At this stage I was still finishing the painting as one wall around the chimney just took ages to dry.
Week 6: December 17th, 2007:
It's only a week until Christmas, so I attached the new skirting, finished painting the walls and unpacked the kitchen again. The temporary kitchen was dismantled and the last removal of the old kitchen was done. I decided to wait until the new year before staining the skirting and building a boxed cover for the pipes near the sink.
A clever tip on how to hide cables and pipes:
I constructed a simple 3 sided box using plywood, but mdf could have done the job. It was painted prior to installation. I then attached the box to the wall using strong door magnets. It holds fast, no nails visible, yet is easy to remove and replace...just in case without needing to use any tools nor repaint.

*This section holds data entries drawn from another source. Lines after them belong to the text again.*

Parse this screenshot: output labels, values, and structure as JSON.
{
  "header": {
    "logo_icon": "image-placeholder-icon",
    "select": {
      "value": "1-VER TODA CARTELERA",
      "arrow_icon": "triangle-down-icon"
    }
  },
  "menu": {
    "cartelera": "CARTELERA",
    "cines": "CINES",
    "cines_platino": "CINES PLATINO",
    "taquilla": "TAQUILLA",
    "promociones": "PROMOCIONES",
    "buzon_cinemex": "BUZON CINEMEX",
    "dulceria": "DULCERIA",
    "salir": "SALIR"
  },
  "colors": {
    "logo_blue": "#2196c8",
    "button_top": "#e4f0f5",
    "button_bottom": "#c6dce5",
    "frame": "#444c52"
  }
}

New Year - 2008 - New Kitchen
Ten years have now come and gone. In 2018, I spruced up the kitchen, it was completely repainted in exactly the same colours. It still looks as good as new. The kitchen units are still perfect; a testament to an excellent product. I've now added new glass pendant lighting and acquired a new cream coloured retro styled fridge-freezer made by Gorenje. The work area layout has been a resounding success.